Saturday, June 16, 2007
The Sound of Pain
I have called this blog The Sound of Pain to express my sadness at the events that transpired here yesterday. A quiet day in the river valley was shattered with the sound of chainsaws, the crashing of trees, and the grinding whirring engine of the bulldozer. Just behind the house a whole area was being cleared for development. I watched as the birds looked on, askance, at their trees disappearing into the earth.
The river provides a place of beauty and tranquility, a real contrast to the pandamonium that transpires when developers make place for new housing by destroying the housing of animals, birds and insects.
In the past few weeks, all round this area, the sound of the chainsaw has not been far away. Trees are making way for new housing and the whole area is undergoing a massive transformation as old houses are demolished for appartment living. The bush turkeys still walk up and down the street looking for food and digging up the front garden. And at night I hear the bats chatting and sqwark-a-ling, but the trees that were their blossom providers as well as food and home for possums and other creatures have been torn away, and the heart of the earth is in pain, like my own.
Yesterday was just the first of many days to come of the sight and and sound of painful devastation. To cope with this sadness for the madness, I seek solace in the inspirational words of Wendell Berry, in his poem 'The Peace of Wild Things'.
The Peace of Wild Things
When despair for the world grows in me
and I wake in the night at the least sound
in fear of what my life and my children's lives may be,
I go and lie down where the wood drake
rests in his beauty on the water, and the great heron feeds.
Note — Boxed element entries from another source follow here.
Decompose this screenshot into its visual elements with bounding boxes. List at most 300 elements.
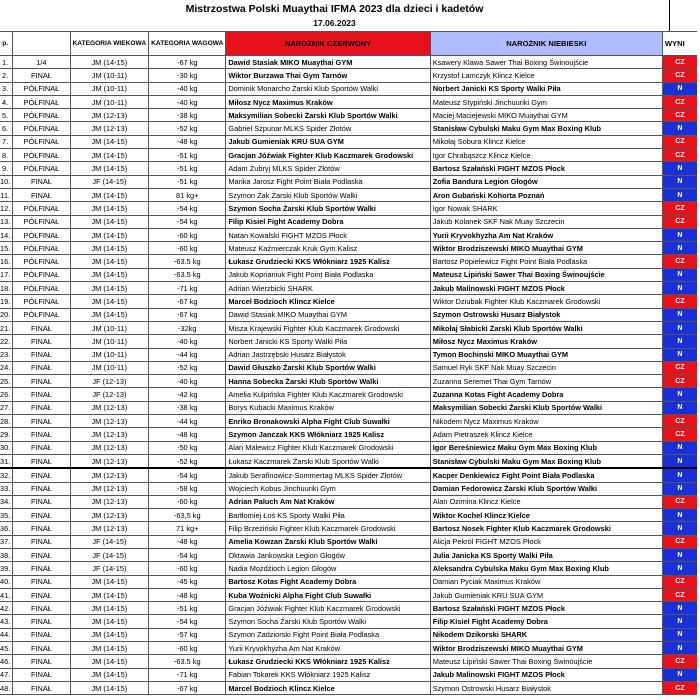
- cell-blue-corner: Samuel Ryk SKF Nak Muay Szczecin: [430, 361, 662, 374]
- cell-lp: 44.: [0, 628, 13, 641]
- cell-blue-corner: Igor Chrabąszcz Klincz Kielce: [430, 149, 662, 162]
- cell-stage: FINAŁ: [13, 321, 70, 334]
- table-row: [0, 562, 697, 575]
- cell-red-corner: Natan Kowalski FIGHT MZOS Płock: [226, 228, 430, 241]
- cell-result: N: [662, 642, 697, 655]
- cell-blue-corner: Stanisław Cybulski Maku Gym Max Boxing Klub: [430, 122, 662, 135]
- cell-stage: FINAŁ: [13, 454, 70, 468]
- cell-blue-corner: Stanisław Cybulski Maku Gym Max Boxing Klub: [430, 454, 662, 468]
- table-row: [0, 69, 697, 82]
- cell-blue-corner: Bartosz Szałański FIGHT MZOS Płock: [430, 602, 662, 615]
- cell-age-category: JM (14-15): [70, 308, 149, 321]
- cell-result: N: [662, 188, 697, 201]
- cell-age-category: JM (14-15): [70, 56, 149, 69]
- cell-result: CZ: [662, 215, 697, 228]
- cell-age-category: JM (10-11): [70, 82, 149, 95]
- cell-result: CZ: [662, 655, 697, 668]
- cell-blue-corner: Igor Nowak SHARK: [430, 202, 662, 215]
- table-row: [0, 388, 697, 401]
- cell-weight-category: -63.5 kg: [149, 255, 226, 268]
- table-row: [0, 441, 697, 454]
- cell-stage: FINAŁ: [13, 415, 70, 428]
- cell-result: N: [662, 522, 697, 535]
- cell-result: CZ: [662, 95, 697, 108]
- cell-result: N: [662, 615, 697, 628]
- cell-blue-corner: Kacper Denkiewicz Fight Point Biała Podlaska: [430, 468, 662, 482]
- cell-age-category: JM (10-11): [70, 348, 149, 361]
- cell-lp: 12.: [0, 202, 13, 215]
- table-row: [0, 282, 697, 295]
- cell-result: CZ: [662, 202, 697, 215]
- cell-blue-corner: Julia Janicka KS Sporty Walki Piła: [430, 548, 662, 561]
- cell-stage: PÓŁFINAŁ: [13, 242, 70, 255]
- header-lp: p.: [0, 32, 13, 56]
- cell-weight-category: -60 kg: [149, 228, 226, 241]
- cell-red-corner: Szymon Żak Żarski Klub Sportów Walki: [226, 188, 430, 201]
- table-row: [0, 149, 697, 162]
- cell-lp: 41.: [0, 588, 13, 601]
- cell-stage: FINAŁ: [13, 681, 70, 694]
- cell-lp: 36.: [0, 522, 13, 535]
- cell-result: N: [662, 321, 697, 334]
- cell-weight-category: -45 kg: [149, 575, 226, 588]
- cell-red-corner: Alan Malewicz Fighter Klub Kaczmarek Grodowski: [226, 441, 430, 454]
- cell-lp: 47.: [0, 668, 13, 681]
- cell-stage: FINAŁ: [13, 535, 70, 548]
- cell-result: N: [662, 454, 697, 468]
- cell-red-corner: Adam Żubryj MLKS Spider Złotów: [226, 162, 430, 175]
- cell-age-category: JM (14-15): [70, 162, 149, 175]
- cell-blue-corner: Szymon Ostrowski Husarz Białystok: [430, 681, 662, 694]
- cell-weight-category: -57 kg: [149, 628, 226, 641]
- cell-blue-corner: Damian Pyciak Maximus Kraków: [430, 575, 662, 588]
- cell-age-category: JM (12-13): [70, 428, 149, 441]
- cell-stage: FINAŁ: [13, 509, 70, 522]
- cell-age-category: JM (12-13): [70, 401, 149, 414]
- cell-age-category: JF (12-13): [70, 388, 149, 401]
- cell-age-category: JM (10-11): [70, 321, 149, 334]
- cell-lp: 42.: [0, 602, 13, 615]
- cell-red-corner: Gracjan Jóźwiak Fighter Klub Kaczmarek Grodowski: [226, 149, 430, 162]
- cell-stage: FINAŁ: [13, 668, 70, 681]
- cell-weight-category: -71 kg: [149, 668, 226, 681]
- cell-lp: 40.: [0, 575, 13, 588]
- cell-weight-category: -71 kg: [149, 282, 226, 295]
- cell-blue-corner: Norbert Janicki KS Sporty Walki Piła: [430, 82, 662, 95]
- cell-red-corner: Enriko Bronakowski Alpha Fight Club Suwałki: [226, 415, 430, 428]
- table-row: [0, 335, 697, 348]
- cell-age-category: JM (12-13): [70, 415, 149, 428]
- cell-weight-category: -60 kg: [149, 562, 226, 575]
- cell-blue-corner: Bartosz Szałański FIGHT MZOS Płock: [430, 162, 662, 175]
- table-row: [0, 348, 697, 361]
- cell-stage: PÓŁFINAŁ: [13, 308, 70, 321]
- table-row: [0, 242, 697, 255]
- cell-stage: FINAŁ: [13, 468, 70, 482]
- cell-red-corner: Łukasz Grudziecki KKS Włókniarz 1925 Kalisz: [226, 655, 430, 668]
- header-stage: [13, 32, 70, 56]
- cell-stage: FINAŁ: [13, 335, 70, 348]
- table-row: [0, 415, 697, 428]
- cell-age-category: JM (12-13): [70, 441, 149, 454]
- cell-age-category: JM (10-11): [70, 69, 149, 82]
- cell-stage: PÓŁFINAŁ: [13, 295, 70, 308]
- cell-stage: PÓŁFINAŁ: [13, 82, 70, 95]
- cell-lp: 45.: [0, 642, 13, 655]
- fight-results-table: [0, 31, 697, 695]
- cell-result: N: [662, 242, 697, 255]
- cell-age-category: JM (14-15): [70, 628, 149, 641]
- cell-result: N: [662, 602, 697, 615]
- cell-result: N: [662, 548, 697, 561]
- cell-age-category: JM (14-15): [70, 228, 149, 241]
- cell-age-category: JM (14-15): [70, 668, 149, 681]
- cell-lp: 4.: [0, 95, 13, 108]
- cell-blue-corner: Bartosz Nosek Fighter Klub Kaczmarek Grodowski: [430, 522, 662, 535]
- cell-weight-category: -52 kg: [149, 122, 226, 135]
- cell-blue-corner: Filip Kisiel Fight Academy Dobra: [430, 615, 662, 628]
- header-row: [0, 32, 697, 56]
- cell-blue-corner: Alicja Pekról FIGHT MZOS Płock: [430, 535, 662, 548]
- cell-stage: PÓŁFINAŁ: [13, 149, 70, 162]
- cell-age-category: JM (10-11): [70, 361, 149, 374]
- table-row: [0, 628, 697, 641]
- table-row: [0, 375, 697, 388]
- cell-stage: FINAŁ: [13, 375, 70, 388]
- cell-result: N: [662, 175, 697, 188]
- cell-lp: 38.: [0, 548, 13, 561]
- cell-stage: PÓŁFINAŁ: [13, 228, 70, 241]
- cell-red-corner: Szymon Socha Żarski Klub Sportów Walki: [226, 615, 430, 628]
- table-row: [0, 308, 697, 321]
- cell-blue-corner: Szymon Ostrowski Husarz Białystok: [430, 308, 662, 321]
- event-date: 17.06.2023: [313, 18, 356, 28]
- cell-result: N: [662, 509, 697, 522]
- cell-result: N: [662, 308, 697, 321]
- table-row: [0, 428, 697, 441]
- cell-weight-category: -50 kg: [149, 441, 226, 454]
- header-red-corner: NAROŻNIK CZERWONY: [226, 32, 430, 56]
- cell-blue-corner: Mikołaj Słabicki Żarski Klub Sportów Walki: [430, 321, 662, 334]
- cell-weight-category: -54 kg: [149, 548, 226, 561]
- cell-lp: 6.: [0, 122, 13, 135]
- cell-blue-corner: Krzystof Lamczyk Klincz Kielce: [430, 69, 662, 82]
- cell-weight-category: -67 kg: [149, 681, 226, 694]
- cell-stage: FINAŁ: [13, 588, 70, 601]
- cell-red-corner: Dawid Stasiak MIKO Muaythai GYM: [226, 56, 430, 69]
- cell-weight-category: -44 kg: [149, 415, 226, 428]
- cell-weight-category: -40 kg: [149, 82, 226, 95]
- table-row: [0, 401, 697, 414]
- cell-blue-corner: Mateusz Stypiński Jinchuuriki Gym: [430, 95, 662, 108]
- cell-red-corner: Maksymilian Sobecki Żarski Klub Sportów Walki: [226, 109, 430, 122]
- cell-red-corner: Szymon Socha Żarski Klub Sportów Walki: [226, 202, 430, 215]
- cell-blue-corner: Maciej Maciejewski MIKO Muaythai GYM: [430, 109, 662, 122]
- cell-weight-category: -67 kg: [149, 295, 226, 308]
- cell-red-corner: Marika Jarosz Fight Point Biała Podlaska: [226, 175, 430, 188]
- cell-weight-category: -51 kg: [149, 149, 226, 162]
- cell-stage: FINAŁ: [13, 602, 70, 615]
- cell-red-corner: Wojciech Kobus Jinchuuriki Gym: [226, 482, 430, 495]
- cell-red-corner: Marcel Bodzioch Klincz Kielce: [226, 681, 430, 694]
- cell-stage: PÓŁFINAŁ: [13, 202, 70, 215]
- cell-lp: 11.: [0, 188, 13, 201]
- cell-red-corner: Adrian Wierzbicki SHARK: [226, 282, 430, 295]
- cell-result: CZ: [662, 295, 697, 308]
- cell-stage: FINAŁ: [13, 175, 70, 188]
- cell-stage: FINAŁ: [13, 642, 70, 655]
- cell-lp: 8.: [0, 149, 13, 162]
- cell-result: CZ: [662, 575, 697, 588]
- cell-stage: FINAŁ: [13, 575, 70, 588]
- table-row: [0, 95, 697, 108]
- cell-age-category: JM (14-15): [70, 188, 149, 201]
- table-row: [0, 642, 697, 655]
- cell-lp: 24.: [0, 361, 13, 374]
- cell-red-corner: Yurii Kryvokhyzha Am Nat Kraków: [226, 642, 430, 655]
- cell-stage: FINAŁ: [13, 655, 70, 668]
- cell-weight-category: -63,5 kg: [149, 509, 226, 522]
- cell-lp: 35.: [0, 509, 13, 522]
- cell-lp: 34.: [0, 495, 13, 508]
- table-row: [0, 255, 697, 268]
- table-row: [0, 655, 697, 668]
- cell-red-corner: Filip Kisiel Fight Academy Dobra: [226, 215, 430, 228]
- cell-weight-category: -54 kg: [149, 615, 226, 628]
- cell-weight-category: -58 kg: [149, 482, 226, 495]
- cell-lp: 7.: [0, 135, 13, 148]
- cell-result: CZ: [662, 535, 697, 548]
- cell-blue-corner: Bartosz Popielewicz Fight Point Biała Podlaska: [430, 255, 662, 268]
- cell-lp: 31.: [0, 454, 13, 468]
- cell-lp: 46.: [0, 655, 13, 668]
- cell-lp: 15.: [0, 242, 13, 255]
- cell-stage: PÓŁFINAŁ: [13, 122, 70, 135]
- cell-lp: 39.: [0, 562, 13, 575]
- cell-lp: 5.: [0, 109, 13, 122]
- cell-lp: 13.: [0, 215, 13, 228]
- cell-age-category: JF (14-15): [70, 548, 149, 561]
- cell-lp: 18.: [0, 282, 13, 295]
- table-row: [0, 668, 697, 681]
- cell-result: N: [662, 628, 697, 641]
- cell-red-corner: Filip Brzeziński Fighter Klub Kaczmarek Grodowski: [226, 522, 430, 535]
- table-row: [0, 535, 697, 548]
- cell-result: CZ: [662, 428, 697, 441]
- cell-weight-category: -30 kg: [149, 69, 226, 82]
- cell-red-corner: Dawid Stasiak MIKO Muaythai GYM: [226, 308, 430, 321]
- cell-lp: 37.: [0, 535, 13, 548]
- cell-red-corner: Mateusz Kaźmierczak Kruk Gym Kalisz: [226, 242, 430, 255]
- cell-weight-category: -40 kg: [149, 335, 226, 348]
- cell-blue-corner: Miłosz Nycz Maximus Kraków: [430, 335, 662, 348]
- cell-weight-category: -67 kg: [149, 308, 226, 321]
- table-row: [0, 175, 697, 188]
- cell-result: CZ: [662, 109, 697, 122]
- cell-result: CZ: [662, 681, 697, 694]
- table-row: [0, 615, 697, 628]
- cell-lp: 19.: [0, 295, 13, 308]
- cell-result: CZ: [662, 375, 697, 388]
- cell-red-corner: Szymon Janczak KKS Włókniarz 1925 Kalisz: [226, 428, 430, 441]
- table-row: [0, 575, 697, 588]
- cell-red-corner: Łukasz Kaczmarek Żarski Klub Sportów Walki: [226, 454, 430, 468]
- table-row: [0, 295, 697, 308]
- cell-age-category: JM (14-15): [70, 295, 149, 308]
- cell-lp: 10.: [0, 175, 13, 188]
- cell-lp: 29.: [0, 428, 13, 441]
- cell-result: CZ: [662, 415, 697, 428]
- cell-red-corner: Nadia Możdżioch Legion Głogów: [226, 562, 430, 575]
- table-row: [0, 82, 697, 95]
- cell-weight-category: 81 kg+: [149, 188, 226, 201]
- cell-result: CZ: [662, 69, 697, 82]
- cell-weight-category: -32kg: [149, 321, 226, 334]
- cell-weight-category: -63.5 kg: [149, 655, 226, 668]
- cell-weight-category: -60 kg: [149, 642, 226, 655]
- cell-blue-corner: Jakub Gumieniak KRU SUA GYM: [430, 588, 662, 601]
- cell-blue-corner: Wiktor Dziubak Fighter Klub Kaczmarek Grodowski: [430, 295, 662, 308]
- cell-weight-category: -63.5 kg: [149, 268, 226, 281]
- cell-age-category: JM (12-13): [70, 454, 149, 468]
- cell-result: CZ: [662, 588, 697, 601]
- cell-lp: 28.: [0, 415, 13, 428]
- cell-age-category: JM (12-13): [70, 522, 149, 535]
- cell-stage: FINAŁ: [13, 482, 70, 495]
- cell-age-category: JM (14-15): [70, 255, 149, 268]
- cell-blue-corner: Alan Ozimina Klincz Kielce: [430, 495, 662, 508]
- table-body: [0, 56, 697, 695]
- cell-blue-corner: Jakub Malinowski FIGHT MZOS Płock: [430, 668, 662, 681]
- cell-red-corner: Jakub Koprianiuk Fight Point Biała Podlaska: [226, 268, 430, 281]
- cell-stage: PÓŁFINAŁ: [13, 255, 70, 268]
- cell-red-corner: Dominik Monarcho Żarski Klub Sportów Walki: [226, 82, 430, 95]
- cell-weight-category: -51 kg: [149, 162, 226, 175]
- cell-result: N: [662, 468, 697, 482]
- cell-lp: 32.: [0, 468, 13, 482]
- table-row: [0, 482, 697, 495]
- cell-lp: 9.: [0, 162, 13, 175]
- table-row: [0, 202, 697, 215]
- cell-stage: FINAŁ: [13, 548, 70, 561]
- cell-weight-category: -48 kg: [149, 588, 226, 601]
- cell-stage: FINAŁ: [13, 361, 70, 374]
- cell-result: N: [662, 228, 697, 241]
- cell-lp: 16.: [0, 255, 13, 268]
- cell-stage: FINAŁ: [13, 401, 70, 414]
- cell-weight-category: -52 kg: [149, 361, 226, 374]
- cell-weight-category: -40 kg: [149, 375, 226, 388]
- cell-result: N: [662, 668, 697, 681]
- cell-stage: FINAŁ: [13, 615, 70, 628]
- cell-age-category: JM (14-15): [70, 642, 149, 655]
- table-row: [0, 135, 697, 148]
- cell-age-category: JM (14-15): [70, 242, 149, 255]
- cell-weight-category: -48 kg: [149, 428, 226, 441]
- cell-result: N: [662, 122, 697, 135]
- cell-lp: 23.: [0, 348, 13, 361]
- cell-age-category: JM (14-15): [70, 681, 149, 694]
- cell-blue-corner: Nikodem Dzikorski SHARK: [430, 628, 662, 641]
- cell-lp: 33.: [0, 482, 13, 495]
- cell-weight-category: -48 kg: [149, 535, 226, 548]
- cell-red-corner: Misza Krajewski Fighter Klub Kaczmarek Grodowski: [226, 321, 430, 334]
- cell-stage: FINAŁ: [13, 522, 70, 535]
- cell-weight-category: -38 kg: [149, 401, 226, 414]
- cell-red-corner: Szymon Zadziorski Fight Point Biała Podlaska: [226, 628, 430, 641]
- header-blue-corner: NAROŻNIK NIEBIESKI: [430, 32, 662, 56]
- cell-lp: 30.: [0, 441, 13, 454]
- table-row: [0, 681, 697, 694]
- cell-weight-category: -60 kg: [149, 242, 226, 255]
- cell-red-corner: Adrian Paluch Am Nat Kraków: [226, 495, 430, 508]
- cell-result: CZ: [662, 135, 697, 148]
- cell-red-corner: Bartłomiej Łoś KS Sporty Walki Piła: [226, 509, 430, 522]
- table-row: [0, 495, 697, 508]
- cell-age-category: JM (12-13): [70, 482, 149, 495]
- cell-lp: 22.: [0, 335, 13, 348]
- table-row: [0, 188, 697, 201]
- cell-lp: 27.: [0, 401, 13, 414]
- cell-weight-category: -60 kg: [149, 495, 226, 508]
- table-row: [0, 454, 697, 468]
- cell-stage: FINAŁ: [13, 188, 70, 201]
- cell-blue-corner: Igor Bereśniewicz Maku Gym Max Boxing Klub: [430, 441, 662, 454]
- cell-red-corner: Norbert Janicki KS Sporty Walki Piła: [226, 335, 430, 348]
- cell-age-category: JM (12-13): [70, 109, 149, 122]
- cell-result: N: [662, 562, 697, 575]
- cell-weight-category: -54 kg: [149, 215, 226, 228]
- cell-stage: PÓŁFINAŁ: [13, 95, 70, 108]
- cell-stage: FINAŁ: [13, 495, 70, 508]
- cell-result: N: [662, 388, 697, 401]
- cell-stage: 1/4: [13, 56, 70, 69]
- cell-blue-corner: Tymon Bochinski MIKO Muaythai GYM: [430, 348, 662, 361]
- title-block: [0, 0, 670, 31]
- cell-result: N: [662, 401, 697, 414]
- table-row: [0, 468, 697, 482]
- cell-stage: PÓŁFINAŁ: [13, 109, 70, 122]
- cell-red-corner: Oktawia Jankowska Legion Głogów: [226, 548, 430, 561]
- cell-age-category: JM (10-11): [70, 95, 149, 108]
- cell-blue-corner: Zuzanna Kotas Fight Academy Dobra: [430, 388, 662, 401]
- cell-red-corner: Łukasz Grudziecki KKS Włókniarz 1925 Kalisz: [226, 255, 430, 268]
- cell-result: N: [662, 162, 697, 175]
- cell-lp: 20.: [0, 308, 13, 321]
- cell-stage: PÓŁFINAŁ: [13, 162, 70, 175]
- cell-red-corner: Kuba Woźnicki Alpha Fight Club Suwałki: [226, 588, 430, 601]
- cell-red-corner: Adrian Jastrzębski Husarz Białystok: [226, 348, 430, 361]
- cell-blue-corner: Zuzanna Seremet Thai Gym Tarnów: [430, 375, 662, 388]
- cell-blue-corner: Zofia Bandura Legion Głogów: [430, 175, 662, 188]
- cell-red-corner: Amelia Kulpińska Fighter Klub Kaczmarek Grodowski: [226, 388, 430, 401]
- table-row: [0, 268, 697, 281]
- cell-red-corner: Fabian Tokarek KKS Włókniarz 1925 Kalisz: [226, 668, 430, 681]
- cell-red-corner: Gracjan Jóźwiak Fighter Klub Kaczmarek Grodowski: [226, 602, 430, 615]
- cell-blue-corner: Wiktor Brodziszewski MIKO Muaythai GYM: [430, 642, 662, 655]
- cell-red-corner: Miłosz Nycz Maximus Kraków: [226, 95, 430, 108]
- cell-red-corner: Marcel Bodzioch Klincz Kielce: [226, 295, 430, 308]
- cell-result: CZ: [662, 255, 697, 268]
- table-row: [0, 522, 697, 535]
- cell-weight-category: -38 kg: [149, 109, 226, 122]
- cell-blue-corner: Ksawery Klawa Sawer Thai Boxing Świnoujście: [430, 56, 662, 69]
- cell-lp: 26.: [0, 388, 13, 401]
- cell-age-category: JF (12-13): [70, 375, 149, 388]
- cell-red-corner: Gabriel Szpunar MLKS Spider Złotów: [226, 122, 430, 135]
- cell-age-category: JM (14-15): [70, 575, 149, 588]
- cell-weight-category: -54 kg: [149, 468, 226, 482]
I come into the peace of wild things
who do not tax their lives with forethought
of grief. I come into the presence of still water.
And I feel above me the day-blind stars
waiting with their light. For a time
I rest in the grace of the world, and am free.
The pain of suffering of human and earth often acts as a catalyst for people to become more aware of social and environmental injustices. Witnessing environmental destruction as an adult or child has beern the impulse for action, as if the grief of feeling the earth's pain becomes the motivation for trying to ease any future suffering. When sacred places like the homes for small creatures are destroyed, when people catch their first glimpse of clear felling, when they, like the founder of Sea Shepherd look into the eye of the just harpooned, now dying whale, their grief overflows.
Environmental carer Joanna Macy balances the depths of grief and despair with action and ritual. Recently I took part in a Council of All Beings ceremony right on the edge of the Brisbane River.
In this ritual, we give voice to the being and species who have been silenced by environmental despair. We don masks of other beings, animals, plants, birds, elements, insects, fish, coral reefs, forest moss, trees, and one by one, in the guise of our chosen 'being', we speak out on behalf of, and as the animals, expressing our sadness at what humans have done,and are doing, to the precious and sacred environment.
The paved-over and over-logged society has forgotten its inimate connection with the natural world. We are nature but we need the otherness of nature to remind us of our human-ness. This is at the heart of the second part of the Council of All Beings ritual. After sharing our sadness, even outrage at what humans have done to the sacred land and sea, we stand in circle and one my one, still in the guise of our chosen being, we offer our quality, our character, the sense of our identity, to the human. Qualities of tenacity, of aliveness, of laughter, of dance, of beauty, of vision and wisdom.
Then we dance our connection with the beings. Us as nature, with nature, dancing in partnership, being inspired and in-spirited. The Council of All Beings ritual helps us learn to listen, and to hear with a different hearing, to speak with a different voice, to feel and declare with words, the songs and dances embedded in the land, the rivers and the oceans. Gary Lawless says it simply in his moving poem, 'Earth Prayers'.
When the animals come to us
asking for our help
will we know what they are saying?
When the plants speak to us
in their delicate beautiful language,
will we be able to answer them?
When the planet herself
sings to us in dreams,
will we be able to wake ourselves, and act?
(cited in Whitney, 1995:57)
If you would like to add a comment, click on 'Comment' just below.
Berry W, 1985, Collected Poems, New York, North Point Press.
Whitney D, 1995, 'Spirituality as an Organizing Principle,' in World Business Academy Perspectives, 9, 4, 51-62.